Entendre la voix d'Ewen me fait presque monter les larmes aux yeux et je me relève brusquement, avide de l'entendre.

— « Oups, démasqué ! s'exclame Riley, oui c'est marraine, je te la passe dans une minute. »

— « Maintenant ! Maintenant ! »

— « Une minute petit monstre, ce n'est pas la peine de sauter je suis quand même beaucoup plus grand que toi »

J'imagine très bien la scène qui se passe de l'autre côté et ça me fait sourire. Maintenant Ewen répète en boucle marraine.

— « Kayla, reprend-il, appelle-moi si tu as besoin de quoi que ce soit... Je t'aime. »

— Moi aussi, je t'aime, merci Riley.

Au moment où je prononce ces mots, je sens encore plus le regard d'Aiden sur moi. « Un problème ? » demandé-je sur une note sarcastique. « Aucun. » rétorque-t-il trop précipitamment.

— « Allo ? Marraine ? »

— Mon trésor ! m'exclamé-je en me redressant d'autant plus. Tu m'as tellement manqué !

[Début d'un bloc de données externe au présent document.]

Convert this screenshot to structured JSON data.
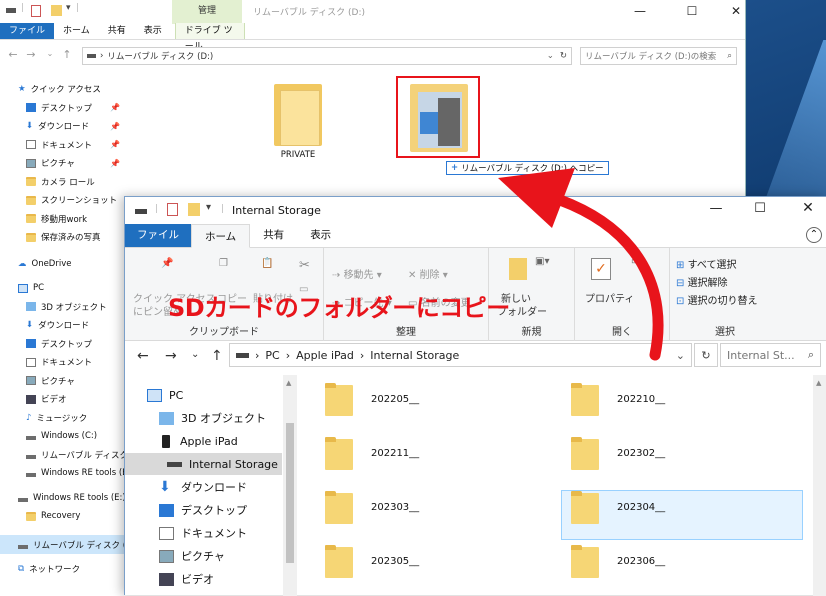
{
  "win1": {
    "title": "リムーバブル ディスク (D:)",
    "ctx_group": "管理",
    "tabs": [
      "ファイル",
      "ホーム",
      "共有",
      "表示",
      "ドライブ ツール"
    ],
    "address": "リムーバブル ディスク (D:)",
    "search_placeholder": "リムーバブル ディスク (D:)の検索",
    "sidebar": [
      {
        "label": "クイック アクセス",
        "icon": "star-icon"
      },
      {
        "label": "デスクトップ",
        "icon": "desktop-icon",
        "pin": "📌"
      },
      {
        "label": "ダウンロード",
        "icon": "download-icon",
        "pin": "📌"
      },
      {
        "label": "ドキュメント",
        "icon": "document-icon",
        "pin": "📌"
      },
      {
        "label": "ピクチャ",
        "icon": "picture-icon",
        "pin": "📌"
      },
      {
        "label": "カメラ ロール",
        "icon": "folder-icon"
      },
      {
        "label": "スクリーンショット",
        "icon": "folder-icon"
      },
      {
        "label": "移動用work",
        "icon": "folder-icon"
      },
      {
        "label": "保存済みの写真",
        "icon": "folder-icon"
      },
      {
        "label": "OneDrive",
        "icon": "cloud-icon"
      },
      {
        "label": "PC",
        "icon": "pc-icon"
      },
      {
        "label": "3D オブジェクト",
        "icon": "cube-icon"
      },
      {
        "label": "ダウンロード",
        "icon": "download-icon"
      },
      {
        "label": "デスクトップ",
        "icon": "desktop-icon"
      },
      {
        "label": "ドキュメント",
        "icon": "document-icon"
      },
      {
        "label": "ピクチャ",
        "icon": "picture-icon"
      },
      {
        "label": "ビデオ",
        "icon": "video-icon"
      },
      {
        "label": "ミュージック",
        "icon": "music-icon"
      },
      {
        "label": "Windows (C:)",
        "icon": "drive-icon"
      },
      {
        "label": "リムーバブル ディスク (D:",
        "icon": "drive-icon"
      },
      {
        "label": "Windows RE tools (E:",
        "icon": "drive-icon"
      },
      {
        "label": "Windows RE tools (E:)",
        "icon": "drive-icon"
      },
      {
        "label": "Recovery",
        "icon": "folder-icon"
      },
      {
        "label": "リムーバブル ディスク (D:)",
        "icon": "drive-icon"
      },
      {
        "label": "ネットワーク",
        "icon": "network-icon"
      }
    ],
    "folders": [
      {
        "label": "PRIVATE"
      }
    ],
    "drag_tooltip": "リムーバブル ディスク (D:) へコピー",
    "drag_plus": "+"
  },
  "win2": {
    "title": "Internal Storage",
    "tabs": [
      "ファイル",
      "ホーム",
      "共有",
      "表示"
    ],
    "ribbon": {
      "pin_label_1": "クイック アクセス",
      "pin_label_2": "にピン留め",
      "copy_label": "コピー",
      "paste_label": "貼り付け",
      "clipboard_group": "クリップボード",
      "move_to": "移動先",
      "delete": "削除",
      "copy_to": "コピー先",
      "rename": "名前の変更",
      "organize_group": "整理",
      "new_folder_1": "新しい",
      "new_folder_2": "フォルダー",
      "new_group": "新規",
      "properties": "プロパティ",
      "open_group": "開く",
      "select_all": "すべて選択",
      "select_none": "選択解除",
      "invert_selection": "選択の切り替え",
      "select_group": "選択"
    },
    "breadcrumb": [
      "PC",
      "Apple iPad",
      "Internal Storage"
    ],
    "search_placeholder": "Internal St...",
    "tree": [
      {
        "label": "PC",
        "icon": "pc-icon"
      },
      {
        "label": "3D オブジェクト",
        "icon": "cube-icon"
      },
      {
        "label": "Apple iPad",
        "icon": "ipad-icon"
      },
      {
        "label": "Internal Storage",
        "icon": "storage-icon"
      },
      {
        "label": "ダウンロード",
        "icon": "download-icon"
      },
      {
        "label": "デスクトップ",
        "icon": "desktop-icon"
      },
      {
        "label": "ドキュメント",
        "icon": "document-icon"
      },
      {
        "label": "ピクチャ",
        "icon": "picture-icon"
      },
      {
        "label": "ビデオ",
        "icon": "video-icon"
      }
    ],
    "folders": [
      "202205__",
      "202210__",
      "202211__",
      "202302__",
      "202303__",
      "202304__",
      "202305__",
      "202306__"
    ]
  },
  "annotation": "SDカードのフォルダーにコピー",
  "colors": {
    "accent": "#1f6fbf",
    "annotation_red": "#e8141b",
    "folder": "#f6d675"
  }
}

— « Marraine, tu vas venir quand ? »

Je ne sais quoi répondre à sa question posée avec autant d'espoir. « Bientôt » m'informe Aiden.

— Bientôt, réponds-je.

« Bientôt ? » demandé-je à Aiden avec espoir. « Bientôt. » confirme-t-il.

— « Tu sais j'ai été très sage ! annonce-t-il avec fierté. »

— Je n'en doute pas une seule seconde. Tu as bien dormi ?

— Oui ! Toute la nuit ! Je n'ai pas fait de cauchemar !

Je pousse un soupir de soulagement. Ewen ne voit pas mes cauchemars mais il ressent mes émotions, ma peur et ma crainte. Un enfant de quatre ans ne devrait pas avoir à ressentir ce genre de sentiment et encore moins toutes nuits.

Ewen commence à m'expliquer tout ce qu'il a fait depuis que je suis partie, son récit se transforme en exploit me faisant rire à plusieurs reprises. Nous passons plusieurs heures au téléphone, ses histoires alimentées par son imagination débordante mais je ne m'en lasse pas une seule seconde. Je ne vois même pas le temps passer. Au contraire, je suis triste de devoir raccrocher quand Maria lui annonce qu'il doit prendre son bain. Je l'entends me dire au revoir en me faisant mille bisous et il raccroche.

Ma joie disparait aussi vite qu'elle est arrivée. Ewen est bien trop loin de moi.

— Hey... souffle Aiden en apparaissant dans mon champ de vision .

Il m'enlève le téléphone des mains pour le poser sur la table basse. « Il me manque » annoncé-je. « Je sais... Votre connexion est très forte » fait-il dans un petit sourire.

— Plus que la nôtre, poursuit-il à haute voix.

— Est-ce que... est-ce que c'est ce que tu ressentirais si je partais ? hésité-je contrarié.

— Pas exactement, mais oui, un peu...

D'un geste, je lui demande de m'expliquer.

— Ewen et toi vous êtes déjà lié, contrairement à nous. Le lien qui vous unit est parfaitement accompli et c'est pour ça que ta peine serait moins vive que la mienne.

— Comment ça ?

— Même à distance tu sais que Ewen t'aime, vous êtes liés, rien ne pourra changer ça. Quand tu vas le revoir, tu as l'assurance qu'il se jette dans tes bras avec autant d'amour que si tu n'étais jamais partie. Alors que si tu t'en vas, si tu t'éloignes de moi sans que le lien n'ait été accompli, moi je n'ai pas cette certitude.

— Pardon...

— Non, non ne t'excuses pas, tu es venue, tu es là. C'est plus que ce que j'espérais, ça me va de ne pas accomplir le lien. Te savoir avec moi, près de moi ça me suffit amplement.